Monitor the impact of your own teaching, including the impact of any changes in your instruction. If your strategies are getting results in terms of student progress and achievement, keep on using them. If a student fails to make the expected progress, reflect on your teaching and consider alternatives. This may involve seeking advice from colleagues, in particular the literacy leader in your school.

For example, if a student reading at Yellow is reluctant to attempt unknown words during guided reading, consider the sorts of prompts you are using. Take and analyse running records so that you can see what sources of information the student is and isn’t attending to. Then you can adapt your instruction, building on what you know the student can do. Always monitor the impact of such changes to your teaching.

Moving students through the colour wheel levels

Your observations during guided reading sessions will indicate when a student may be ready to move to the next colour wheel level. Running Records will confirm these decisions. There is no need for every student to read every text at every level. The intention is that students will spend just long enough at each level for teachers to confirm that appropriate reading behaviours are in place.

Move students to more challenging books quickly if they are processing text well. Monitor them as they move through the transition process. Sometimes students have difficulty with just one minor aspect at a particular level.

For example, a student is reading confidently at Magenta, recognising a few high-frequency words and showing reasonable control of one-to-one word matching and directionality. This student can move on to the next level (Red). There is no need to wait until the student has a particular number of high-frequency words or complete control over one-to-one word matching. You can continue to support the development of these using texts at a more appropriate level as the student starts to build their reading processing system.
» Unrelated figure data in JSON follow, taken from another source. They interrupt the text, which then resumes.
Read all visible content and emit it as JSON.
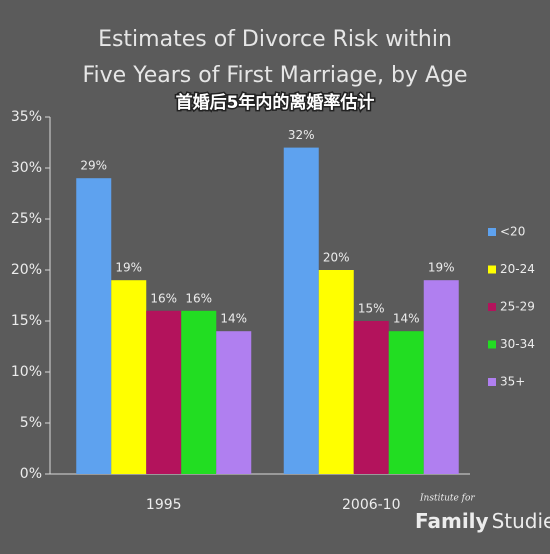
{
  "chart_data": {
    "type": "bar",
    "title": [
      "Estimates of Divorce Risk within",
      "Five Years of First Marriage, by Age"
    ],
    "subtitle": "首婚后5年内的离婚率估计",
    "categories": [
      "1995",
      "2006-10"
    ],
    "series": [
      {
        "name": "<20",
        "color": "#5ea2ef",
        "values": [
          29,
          32
        ],
        "value_labels": [
          "29%",
          "32%"
        ]
      },
      {
        "name": "20-24",
        "color": "#ffff00",
        "values": [
          19,
          20
        ],
        "value_labels": [
          "19%",
          "20%"
        ]
      },
      {
        "name": "25-29",
        "color": "#b3135c",
        "values": [
          16,
          15
        ],
        "value_labels": [
          "16%",
          "15%"
        ]
      },
      {
        "name": "30-34",
        "color": "#22dd22",
        "values": [
          16,
          14
        ],
        "value_labels": [
          "16%",
          "14%"
        ]
      },
      {
        "name": "35+",
        "color": "#b07ff0",
        "values": [
          14,
          19
        ],
        "value_labels": [
          "14%",
          "19%"
        ]
      }
    ],
    "ylim": [
      0,
      35
    ],
    "yticks": [
      {
        "value": 0,
        "label": "0%"
      },
      {
        "value": 5,
        "label": "5%"
      },
      {
        "value": 10,
        "label": "10%"
      },
      {
        "value": 15,
        "label": "15%"
      },
      {
        "value": 20,
        "label": "20%"
      },
      {
        "value": 25,
        "label": "25%"
      },
      {
        "value": 30,
        "label": "30%"
      },
      {
        "value": 35,
        "label": "35%"
      }
    ],
    "grid": false,
    "legend": "right",
    "branding": {
      "small": "Institute for",
      "bold": "Family",
      "rest": "Studies"
    }
  }
}
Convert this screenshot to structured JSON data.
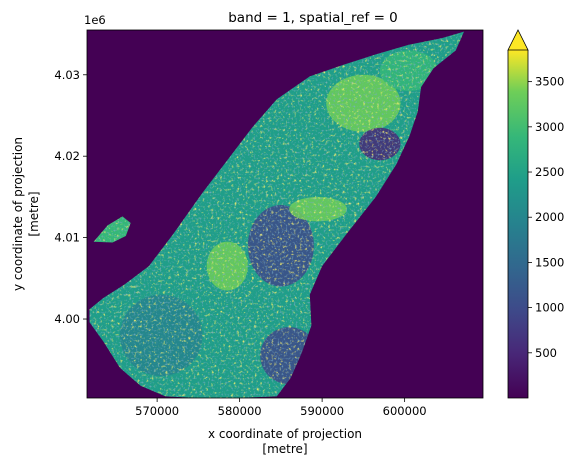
{
  "chart_data": {
    "type": "heatmap",
    "title": "band = 1, spatial_ref = 0",
    "xlabel": [
      "x coordinate of projection",
      "[metre]"
    ],
    "ylabel": [
      "y coordinate of projection",
      "[metre]"
    ],
    "x_range": [
      561500,
      609500
    ],
    "y_range": [
      3990300,
      4035500
    ],
    "x_ticks": [
      570000,
      580000,
      590000,
      600000
    ],
    "x_tick_labels": [
      "570000",
      "580000",
      "590000",
      "600000"
    ],
    "y_ticks": [
      4000000,
      4010000,
      4020000,
      4030000
    ],
    "y_tick_labels": [
      "4.00",
      "4.01",
      "4.02",
      "4.03"
    ],
    "y_offset_label": "1e6",
    "colorbar": {
      "colormap": "viridis",
      "range": [
        0,
        3850
      ],
      "extend": "max",
      "ticks": [
        500,
        1000,
        1500,
        2000,
        2500,
        3000,
        3500
      ],
      "tick_labels": [
        "500",
        "1000",
        "1500",
        "2000",
        "2500",
        "3000",
        "3500"
      ]
    },
    "background_value": 0,
    "island_outline": [
      [
        561800,
        4001200
      ],
      [
        563500,
        4002600
      ],
      [
        566000,
        4004200
      ],
      [
        569000,
        4006500
      ],
      [
        572000,
        4010500
      ],
      [
        575500,
        4015500
      ],
      [
        578500,
        4019500
      ],
      [
        581500,
        4023500
      ],
      [
        584500,
        4027000
      ],
      [
        588500,
        4029800
      ],
      [
        592500,
        4031200
      ],
      [
        596500,
        4032500
      ],
      [
        600500,
        4033700
      ],
      [
        604500,
        4034500
      ],
      [
        607200,
        4035300
      ],
      [
        606200,
        4033000
      ],
      [
        603500,
        4030800
      ],
      [
        602000,
        4028500
      ],
      [
        601600,
        4025500
      ],
      [
        600600,
        4022500
      ],
      [
        599000,
        4019000
      ],
      [
        596500,
        4015000
      ],
      [
        593000,
        4010500
      ],
      [
        590000,
        4006500
      ],
      [
        588500,
        4003000
      ],
      [
        588700,
        3999200
      ],
      [
        587500,
        3995800
      ],
      [
        586200,
        3992800
      ],
      [
        584500,
        3990500
      ],
      [
        579500,
        3990300
      ],
      [
        575000,
        3990300
      ],
      [
        571000,
        3990500
      ],
      [
        568000,
        3991800
      ],
      [
        565500,
        3994000
      ],
      [
        563500,
        3997200
      ],
      [
        561800,
        3999600
      ]
    ],
    "islet": [
      [
        562300,
        4009500
      ],
      [
        564000,
        4011500
      ],
      [
        565800,
        4012600
      ],
      [
        566800,
        4011800
      ],
      [
        566200,
        4010200
      ],
      [
        564600,
        4009400
      ]
    ],
    "data_zones": [
      {
        "x": [
          595000,
          4026500
        ],
        "rx": 4500,
        "ry": 3500,
        "value": 3500
      },
      {
        "x": [
          578500,
          4006500
        ],
        "rx": 2500,
        "ry": 3000,
        "value": 3600
      },
      {
        "x": [
          585000,
          4009000
        ],
        "rx": 4000,
        "ry": 5000,
        "value": 1100
      },
      {
        "x": [
          586000,
          3995500
        ],
        "rx": 3500,
        "ry": 3500,
        "value": 900
      },
      {
        "x": [
          570500,
          3998000
        ],
        "rx": 5000,
        "ry": 5000,
        "value": 2000
      },
      {
        "x": [
          597000,
          4021500
        ],
        "rx": 2500,
        "ry": 2000,
        "value": 500
      },
      {
        "x": [
          589500,
          4013500
        ],
        "rx": 3500,
        "ry": 1500,
        "value": 3500
      },
      {
        "x": [
          600500,
          4030500
        ],
        "rx": 3500,
        "ry": 2500,
        "value": 2700
      }
    ]
  }
}
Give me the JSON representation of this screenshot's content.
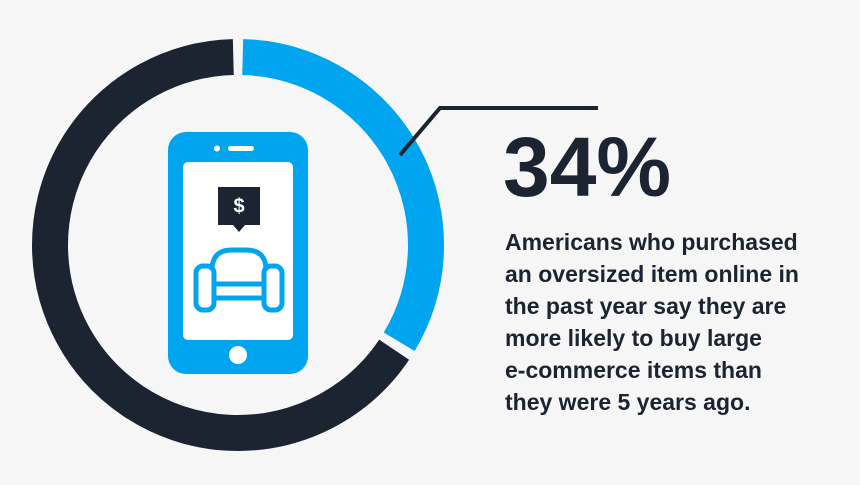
{
  "chart_data": {
    "type": "donut",
    "values": [
      34
    ],
    "value_labels": [
      "34%"
    ],
    "total": 100,
    "colors": [
      "#00a4ef"
    ],
    "track_color": "#1c2331",
    "icon_label": "$",
    "annotation_lines": [
      "Americans who purchased",
      "an oversized item online in",
      "the past year say they are",
      "more likely to buy large",
      "e-commerce items than",
      "they were 5 years ago."
    ]
  }
}
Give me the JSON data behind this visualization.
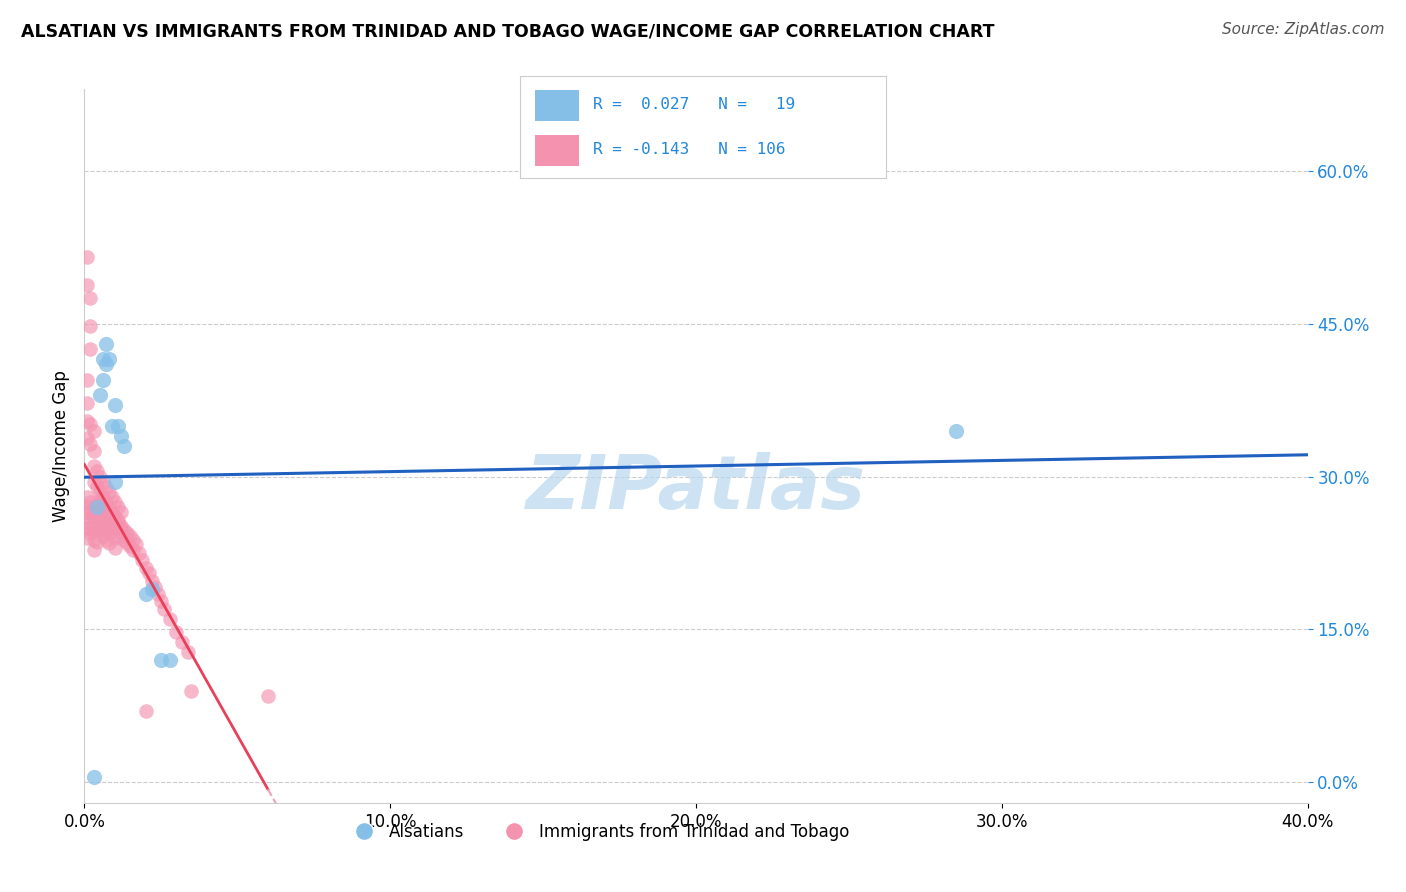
{
  "title": "ALSATIAN VS IMMIGRANTS FROM TRINIDAD AND TOBAGO WAGE/INCOME GAP CORRELATION CHART",
  "source": "Source: ZipAtlas.com",
  "ylabel": "Wage/Income Gap",
  "xmin": 0.0,
  "xmax": 0.4,
  "ymin": -0.02,
  "ymax": 0.68,
  "yticks": [
    0.0,
    0.15,
    0.3,
    0.45,
    0.6
  ],
  "xticks": [
    0.0,
    0.1,
    0.2,
    0.3,
    0.4
  ],
  "grid_color": "#cccccc",
  "background_color": "#ffffff",
  "watermark": "ZIPatlas",
  "watermark_color": "#b8d8f0",
  "alsatians_color": "#85bfe8",
  "immigrants_color": "#f493b0",
  "blue_line_color": "#2060c0",
  "pink_line_color": "#e8405a",
  "pink_dash_color": "#f0a0b8",
  "legend_color": "#2288dd",
  "alsatians_x": [
    0.003,
    0.004,
    0.005,
    0.006,
    0.006,
    0.007,
    0.007,
    0.008,
    0.009,
    0.01,
    0.01,
    0.011,
    0.012,
    0.013,
    0.02,
    0.022,
    0.025,
    0.028,
    0.285
  ],
  "alsatians_y": [
    0.005,
    0.27,
    0.38,
    0.395,
    0.415,
    0.43,
    0.41,
    0.415,
    0.35,
    0.295,
    0.37,
    0.35,
    0.34,
    0.33,
    0.185,
    0.19,
    0.12,
    0.12,
    0.345
  ],
  "immigrants_x": [
    0.001,
    0.001,
    0.001,
    0.001,
    0.001,
    0.001,
    0.002,
    0.002,
    0.002,
    0.002,
    0.002,
    0.003,
    0.003,
    0.003,
    0.003,
    0.003,
    0.004,
    0.004,
    0.004,
    0.004,
    0.005,
    0.005,
    0.005,
    0.005,
    0.005,
    0.005,
    0.006,
    0.006,
    0.006,
    0.006,
    0.007,
    0.007,
    0.007,
    0.007,
    0.008,
    0.008,
    0.008,
    0.008,
    0.009,
    0.009,
    0.01,
    0.01,
    0.01,
    0.01,
    0.011,
    0.011,
    0.012,
    0.012,
    0.013,
    0.013,
    0.014,
    0.014,
    0.015,
    0.015,
    0.016,
    0.016,
    0.017,
    0.018,
    0.019,
    0.02,
    0.021,
    0.022,
    0.023,
    0.024,
    0.025,
    0.026,
    0.028,
    0.03,
    0.032,
    0.034,
    0.003,
    0.003,
    0.004,
    0.004,
    0.005,
    0.005,
    0.006,
    0.006,
    0.007,
    0.007,
    0.008,
    0.008,
    0.009,
    0.009,
    0.01,
    0.01,
    0.011,
    0.011,
    0.012,
    0.012,
    0.002,
    0.002,
    0.003,
    0.003,
    0.001,
    0.001,
    0.002,
    0.002,
    0.001,
    0.001,
    0.001,
    0.001,
    0.002,
    0.02,
    0.035,
    0.06
  ],
  "immigrants_y": [
    0.27,
    0.255,
    0.24,
    0.28,
    0.265,
    0.25,
    0.275,
    0.265,
    0.25,
    0.26,
    0.245,
    0.27,
    0.26,
    0.248,
    0.238,
    0.228,
    0.272,
    0.26,
    0.248,
    0.236,
    0.278,
    0.268,
    0.258,
    0.248,
    0.265,
    0.252,
    0.272,
    0.262,
    0.252,
    0.242,
    0.268,
    0.258,
    0.248,
    0.238,
    0.265,
    0.255,
    0.245,
    0.235,
    0.262,
    0.252,
    0.26,
    0.25,
    0.24,
    0.23,
    0.257,
    0.247,
    0.252,
    0.242,
    0.248,
    0.238,
    0.245,
    0.235,
    0.242,
    0.232,
    0.238,
    0.228,
    0.234,
    0.225,
    0.218,
    0.21,
    0.205,
    0.198,
    0.192,
    0.185,
    0.178,
    0.17,
    0.16,
    0.148,
    0.138,
    0.128,
    0.31,
    0.295,
    0.305,
    0.29,
    0.3,
    0.285,
    0.295,
    0.28,
    0.29,
    0.275,
    0.285,
    0.27,
    0.28,
    0.265,
    0.275,
    0.26,
    0.27,
    0.255,
    0.265,
    0.25,
    0.352,
    0.332,
    0.345,
    0.325,
    0.515,
    0.488,
    0.475,
    0.448,
    0.395,
    0.372,
    0.355,
    0.338,
    0.425,
    0.07,
    0.09,
    0.085
  ]
}
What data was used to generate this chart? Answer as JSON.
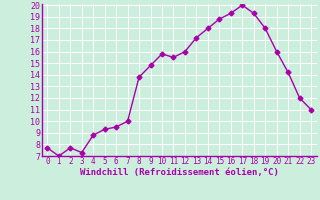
{
  "x": [
    0,
    1,
    2,
    3,
    4,
    5,
    6,
    7,
    8,
    9,
    10,
    11,
    12,
    13,
    14,
    15,
    16,
    17,
    18,
    19,
    20,
    21,
    22,
    23
  ],
  "y": [
    7.7,
    7.0,
    7.7,
    7.3,
    8.8,
    9.3,
    9.5,
    10.0,
    13.8,
    14.8,
    15.8,
    15.5,
    16.0,
    17.2,
    18.0,
    18.8,
    19.3,
    20.0,
    19.3,
    18.0,
    16.0,
    14.2,
    12.0,
    11.0
  ],
  "line_color": "#aa00aa",
  "marker": "D",
  "marker_size": 2.5,
  "bg_color": "#cceedd",
  "grid_color": "#ffffff",
  "xlabel": "Windchill (Refroidissement éolien,°C)",
  "xlabel_fontsize": 6.5,
  "xlabel_color": "#aa00aa",
  "tick_color": "#aa00aa",
  "ylim": [
    7,
    20
  ],
  "xlim": [
    -0.5,
    23.5
  ],
  "yticks": [
    7,
    8,
    9,
    10,
    11,
    12,
    13,
    14,
    15,
    16,
    17,
    18,
    19,
    20
  ],
  "xticks": [
    0,
    1,
    2,
    3,
    4,
    5,
    6,
    7,
    8,
    9,
    10,
    11,
    12,
    13,
    14,
    15,
    16,
    17,
    18,
    19,
    20,
    21,
    22,
    23
  ],
  "tick_fontsize": 5.5,
  "linewidth": 1.0
}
Such students may find the transition process easier if they work, for a short time, in two instructional groups, one at their present level and one at their proposed “new” level. You can then observe how the student copes in the new group before making a longer-term change.

Background information

For more information about instructional strategies and interactions with students, see chapters 4 and 5 of Effective Literacy Practice in Years 1 to 4 and chapters 4 and 5 of Learning Through Talk: Oral Language in Years 1 to 3.